Northeastern Pennsylvania was given this treatment a few weeks ago. As Michelle reported, ABC's Good Morning America did a story on Wilkes-Barre that presented the city in a highly unfavorable light. Much of what it presented was, in fact, true, but it was presented in such a way that it made things look much worse than they really are. It's not hard to do.

In my A Blog of Nanticoke, I try to present my hometown in the most favorable light possible. Guess what? It ain't all sweetness and sunshine here. It would be very easy to show only the dark side of things - the squalor, the vacant houses, the rundown buildings that used to be major businesses, the potholes, the filth, the decay. And that's pretty much what ABC did to Wilkes-Barre, because those images supported the thesis they were trying to present. They told the truth, but they did not tell the whole truth.

I've been to Ireland, and it's not all Leprechauns and rolling green fields and "top o' the mornin' to ya!" It's a real place with real people. It's complex. It has a past, a present, and a future. Most of it doesn't fit into the cartoony version of Ireland that is presented to us on television.

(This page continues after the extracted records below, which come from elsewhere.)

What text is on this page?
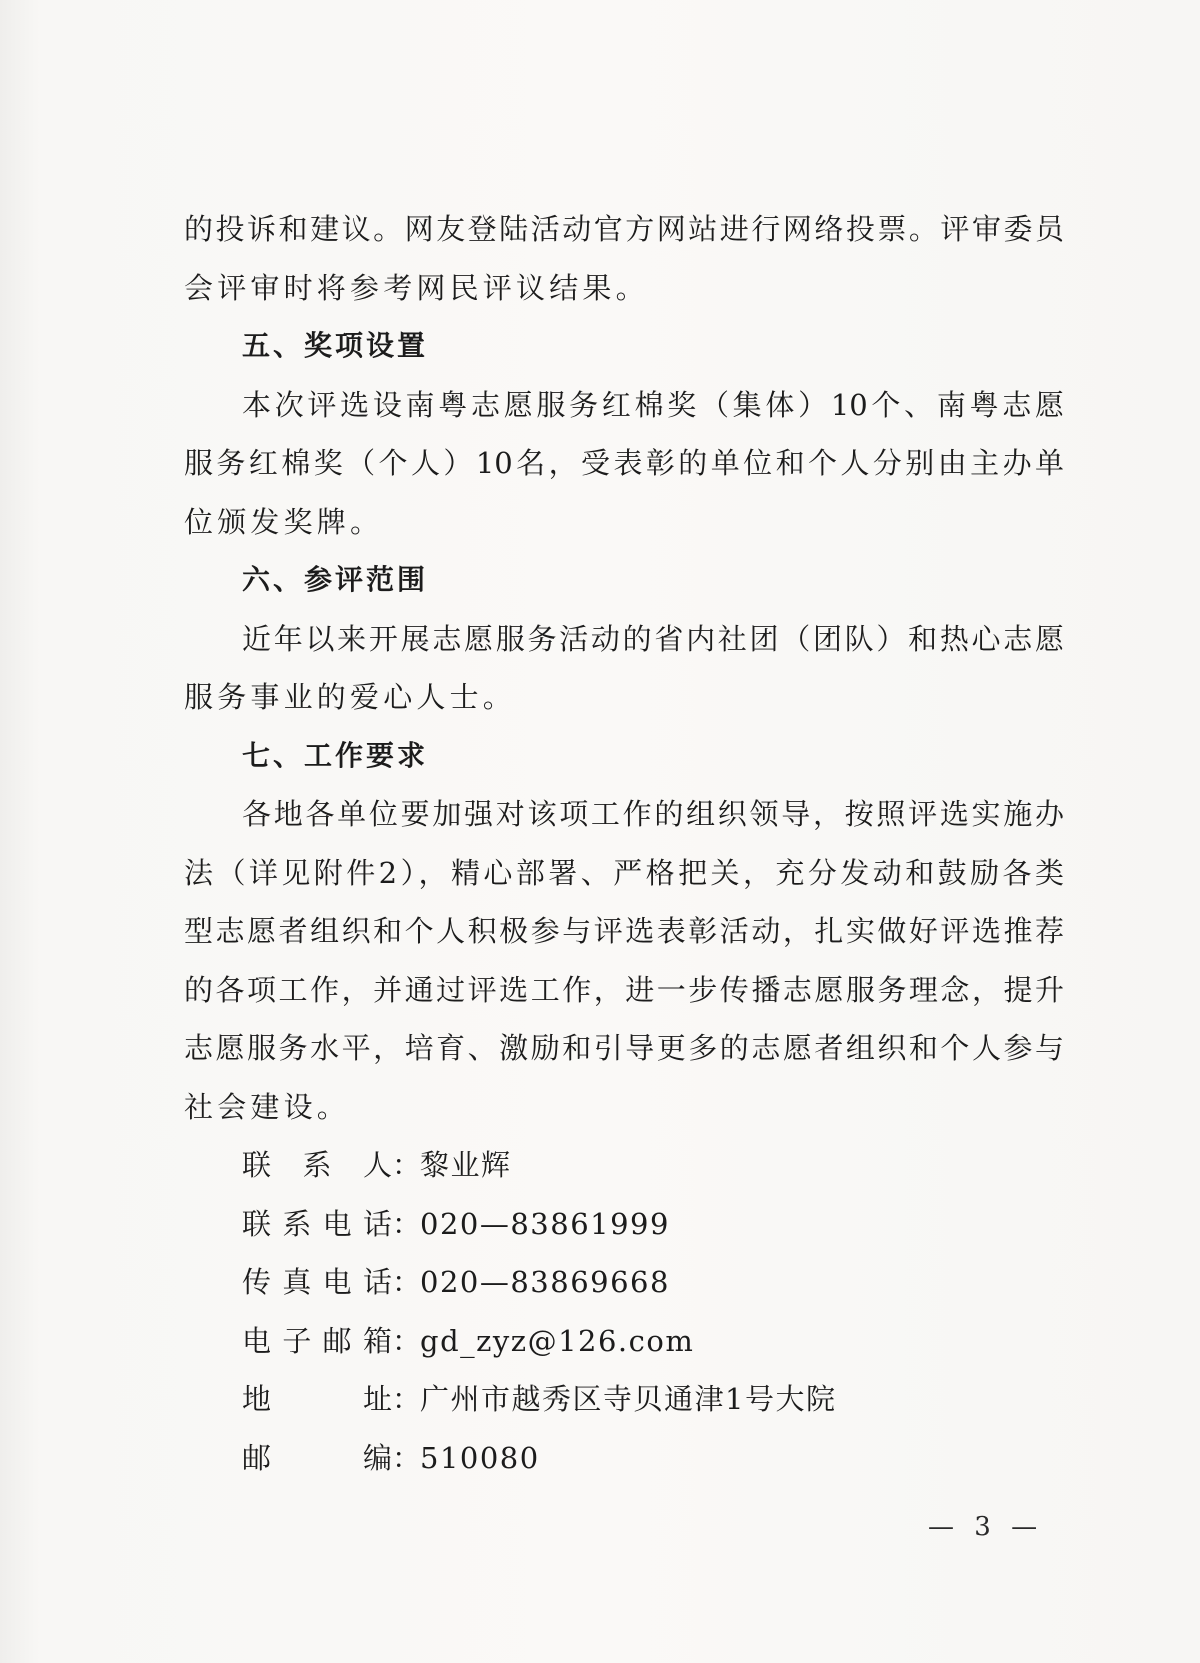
的投诉和建议。网友登陆活动官方网站进行网络投票。评审委员
会评审时将参考网民评议结果。
五、奖项设置
本次评选设南粤志愿服务红棉奖（集体）10个、南粤志愿
服务红棉奖（个人）10名，受表彰的单位和个人分别由主办单
位颁发奖牌。
六、参评范围
近年以来开展志愿服务活动的省内社团（团队）和热心志愿
服务事业的爱心人士。
七、工作要求
各地各单位要加强对该项工作的组织领导，按照评选实施办
法（详见附件2），精心部署、严格把关，充分发动和鼓励各类
型志愿者组织和个人积极参与评选表彰活动，扎实做好评选推荐
的各项工作，并通过评选工作，进一步传播志愿服务理念，提升
志愿服务水平，培育、激励和引导更多的志愿者组织和个人参与
社会建设。
联系人：黎业辉
联系电话：020—83861999
传真电话：020—83869668
电子邮箱：gd_zyz@126.com
地址：广州市越秀区寺贝通津1号大院
邮编：510080
— 3 —
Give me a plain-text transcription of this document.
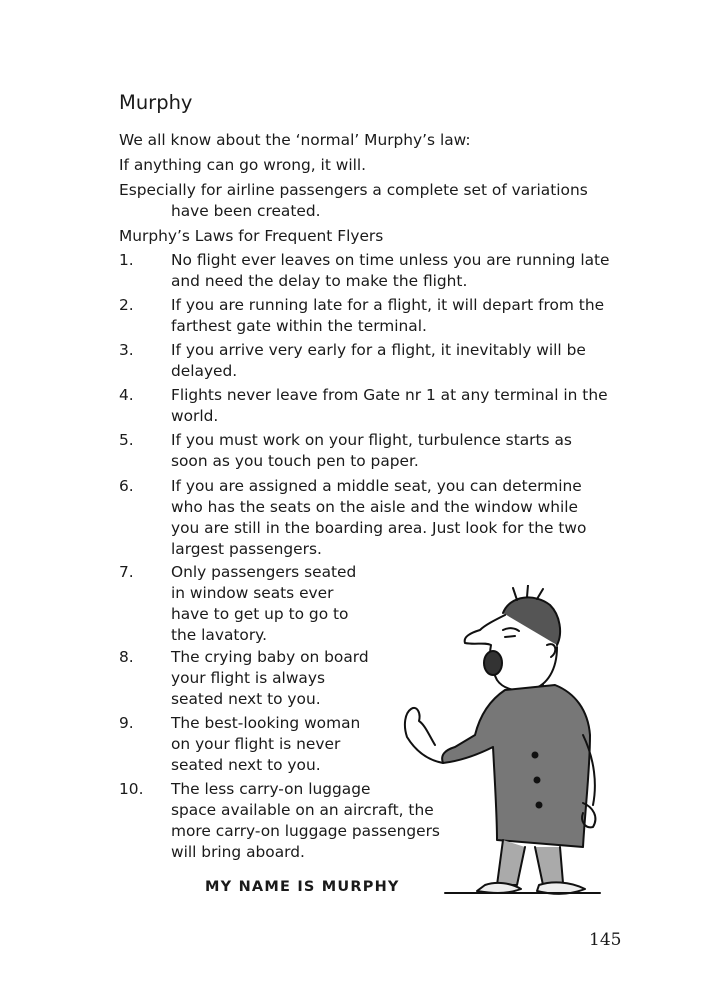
Murphy

We all know about the ‘normal’ Murphy’s law:

If anything can go wrong, it will.

Especially for airline passengers a complete set of variations have been created.

Murphy’s Laws for Frequent Flyers

1.	No flight ever leaves on time unless you are running late
and need the delay to make the flight.
2.	If you are running late for a flight, it will depart from the
farthest gate within the terminal.
3.	If you arrive very early for a flight, it inevitably will be
delayed.
4.	Flights never leave from Gate nr 1 at any terminal in the
world.
5.	If you must work on your flight, turbulence starts as
soon as you touch pen to paper.
6.	If you are assigned a middle seat, you can determine
who has the seats on the aisle and the window while
you are still in the boarding area. Just look for the two
largest passengers.
7.	Only passengers seated
in window seats ever
have to get up to go to
the lavatory.
8.	The crying baby on board
your flight is always
seated next to you.
9.	The best-looking woman
on your flight is never
seated next to you.
10.	The less carry-on luggage
space available on an aircraft, the
more carry-on luggage passengers
will bring aboard.
MY NAME IS MURPHY
145
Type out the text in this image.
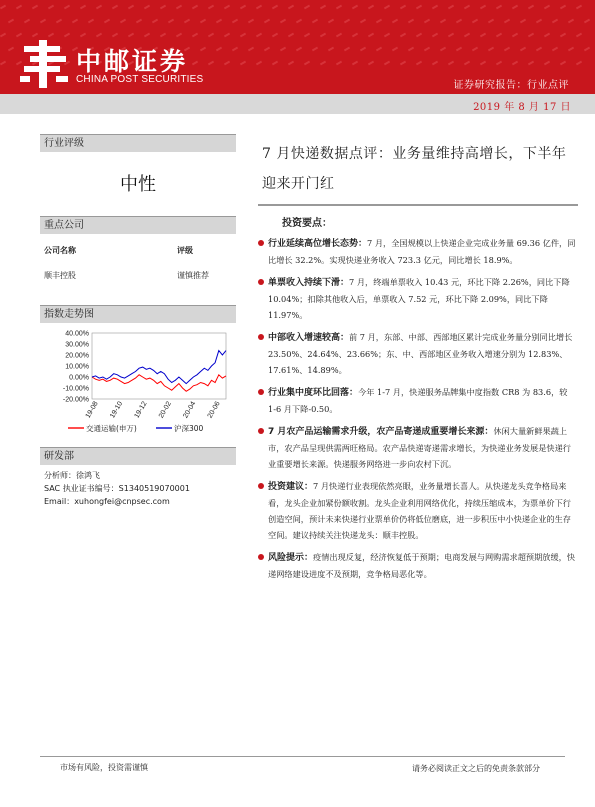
中邮证券
CHINA POST SECURITIES
证券研究报告：行业点评
2019 年 8 月 17 日
行业评级
中性
重点公司
公司名称	评级
顺丰控股	谨慎推荐
指数走势图
40.00%
30.00%
20.00%
10.00%
0.00%
-10.00%
-20.00%
19-08 19-10 19-12 20-02 20-04 20-06
交通运输(申万)	沪深300
研发部
分析师：徐鸿飞
SAC 执业证书编号：S1340519070001
Email：xuhongfei@cnpsec.com
7 月快递数据点评：业务量维持高增长，下半年迎来开门红
投资要点：
行业延续高位增长态势：7 月，全国规模以上快递企业完成业务量 69.36 亿件，同比增长 32.2%。实现快递业务收入 723.3 亿元，同比增长 18.9%。
单票收入持续下滑：7 月，终端单票收入 10.43 元，环比下降 2.26%，同比下降 10.04%；扣除其他收入后，单票收入 7.52 元，环比下降 2.09%，同比下降 11.97%。
中部收入增速较高：前 7 月，东部、中部、西部地区累计完成业务量分别同比增长 23.50%、24.64%、23.66%；东、中、西部地区业务收入增速分别为 12.83%、17.61%、14.89%。
行业集中度环比回落：今年 1-7 月，快递服务品牌集中度指数 CR8 为 83.6，较 1-6 月下降-0.50。
7 月农产品运输需求升级，农产品寄递成重要增长来源：休闲大量新鲜果蔬上市，农产品呈现供需两旺格局。农产品快递寄递需求增长，为快递业务发展是快递行业重要增长来源。快递服务网络进一步向农村下沉。
投资建议：7 月快递行业表现依然亮眼，业务量增长喜人。从快递龙头竞争格局来看，龙头企业加紧份额收割。龙头企业利用网络优化，持续压缩成本，为票单价下行创造空间，预计未来快递行业票单价仍将低位磨底，进一步积压中小快递企业的生存空间。建议持续关注快递龙头：顺丰控股。
风险提示：疫情出现反复，经济恢复低于预期；电商发展与网购需求超预期放缓，快递网络建设进度不及预期，竞争格局恶化等。
市场有风险，投资需谨慎	请务必阅读正文之后的免责条款部分
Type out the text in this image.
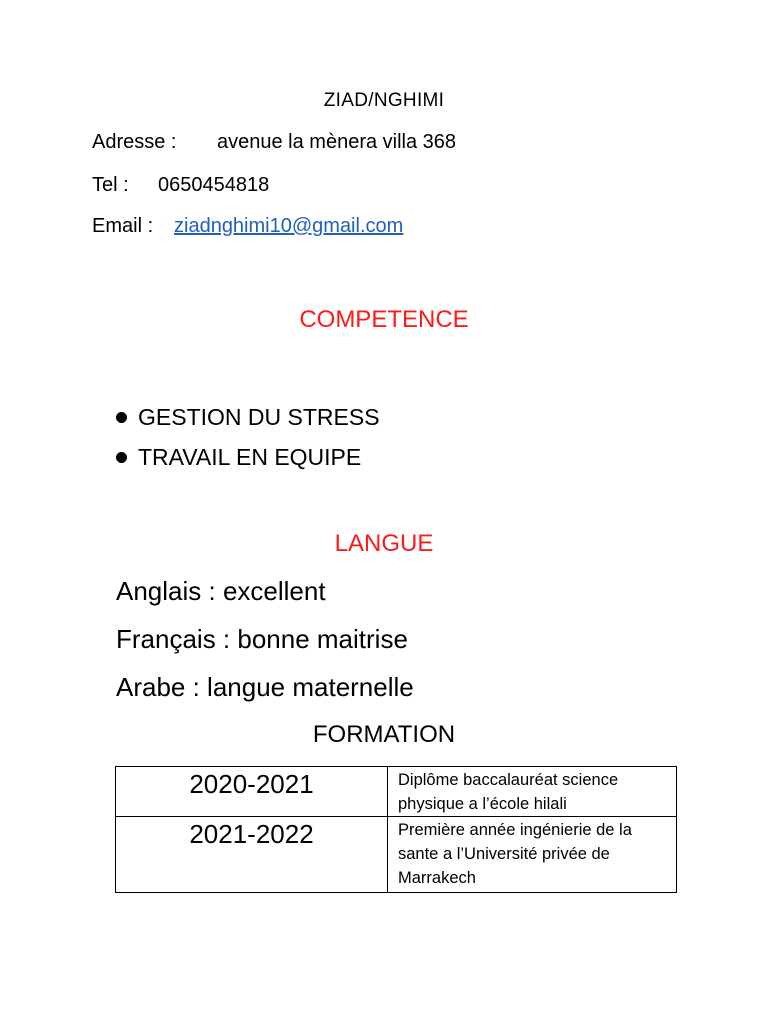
ZIAD/NGHIMI
Adresse : avenue la mènera villa 368
Tel : 0650454818
Email : ziadnghimi10@gmail.com
COMPETENCE
GESTION DU STRESS
TRAVAIL EN EQUIPE
LANGUE
Anglais : excellent
Français : bonne maitrise
Arabe : langue maternelle
FORMATION
2020-2021	Diplôme baccalauréat science physique a l’école hilali
2021-2022	Première année ingénierie de la sante a l’Université privée de Marrakech
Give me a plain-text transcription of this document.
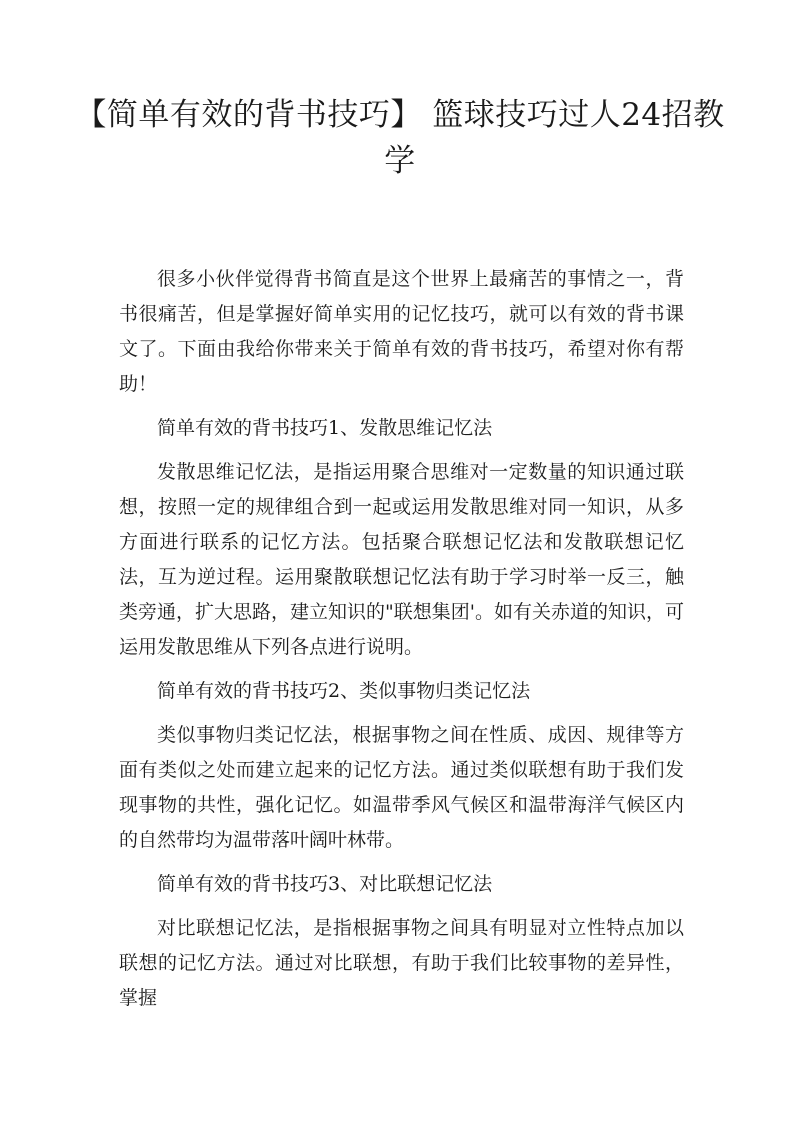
【简单有效的背书技巧】 篮球技巧过人24招教学

很多小伙伴觉得背书简直是这个世界上最痛苦的事情之一，背书很痛苦，但是掌握好简单实用的记忆技巧，就可以有效的背书课文了。下面由我给你带来关于简单有效的背书技巧，希望对你有帮助！

简单有效的背书技巧1、发散思维记忆法

发散思维记忆法，是指运用聚合思维对一定数量的知识通过联想，按照一定的规律组合到一起或运用发散思维对同一知识，从多方面进行联系的记忆方法。包括聚合联想记忆法和发散联想记忆法，互为逆过程。运用聚散联想记忆法有助于学习时举一反三，触类旁通，扩大思路，建立知识的"联想集团'。如有关赤道的知识，可运用发散思维从下列各点进行说明。

简单有效的背书技巧2、类似事物归类记忆法

类似事物归类记忆法，根据事物之间在性质、成因、规律等方面有类似之处而建立起来的记忆方法。通过类似联想有助于我们发现事物的共性，强化记忆。如温带季风气候区和温带海洋气候区内的自然带均为温带落叶阔叶林带。

简单有效的背书技巧3、对比联想记忆法

对比联想记忆法，是指根据事物之间具有明显对立性特点加以联想的记忆方法。通过对比联想，有助于我们比较事物的差异性，掌握
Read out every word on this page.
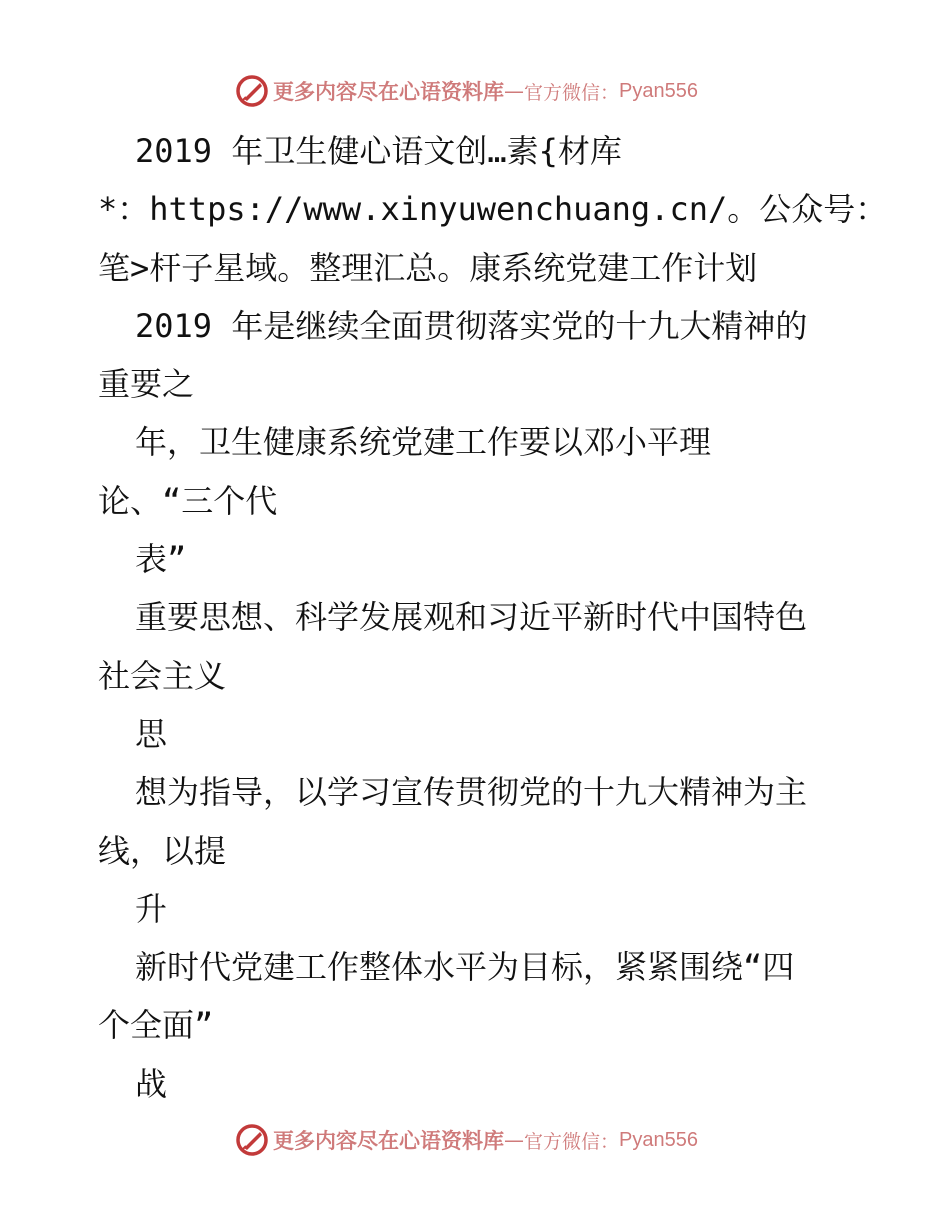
更多内容尽在心语资料库 — 官方微信： Pyan556
2019 年卫生健心语文创…素{材库
*：https://www.xinyuwenchuang.cn/。公众号：
笔>杆子星域。整理汇总。康系统党建工作计划
2019 年是继续全面贯彻落实党的十九大精神的
重要之
年，卫生健康系统党建工作要以邓小平理
论、“三个代
表”
重要思想、科学发展观和习近平新时代中国特色
社会主义
思
想为指导，以学习宣传贯彻党的十九大精神为主
线，以提
升
新时代党建工作整体水平为目标，紧紧围绕“四
个全面”
战
更多内容尽在心语资料库 — 官方微信： Pyan556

Similarly, I do not expect that any real version of Scotland resembles the stage-managed place I saw on CBS this past Sunday morning. Nor is Wilkes-Barre completely represented in the piece on Good Morning America. So I am reminded to take with a huge grain of salt any presentation of any place anywhere on TV. They may be telling the truth, but not the whole truth. They may be showing you images of things as they are, but your overall impression may be of things as they ain't.

4 comments:

Anonymous said...

...
"Too often it seems like when a piece is done focusing on a particular area, the broad outlines are drawn before any field research is done."

This is the type of political crap-reporting that Iowa is full of every four years. Drag out the fields of corn, and pigs and cows, and call it 'Iowa'.

No wonder the mainstream, traditional media gets so little respect these days...


AnIowaBoy

Anonymous said...

I have been to Scotland and, outside of the Tattoo (the bagpipe/dancing show that's put on for the tourists at Edinburgh Castle) or the odd ceremonial occasion, I don't think I've EVER seen a Scottish man wearing a kilt.

BTW, I started to watch CBS Sunday morning this week. I had mentioned to someone that I hadn't seen it for a while and had taken to watching "This Week" on ABC. So I made the effort on Sunday. I got through the first piece about old folks exercising (yes, Jack laLane is stil alive!) but that was it. I turned it off and spent the rest of the morning watching "No Way Out."

anne said...

Here, here.

whimsical brainpan said...

The media produces nothing more than a caricature of this nation these days.

And no offense hon but you haven't experienced stereotypical misrepresentation until you have lived in the South.

And the scenes in Scotland were probably staged. I hung out with two Scots at a Con last year who stated that they had seen more kilts in their four days there than they had their entire lives in Scotland.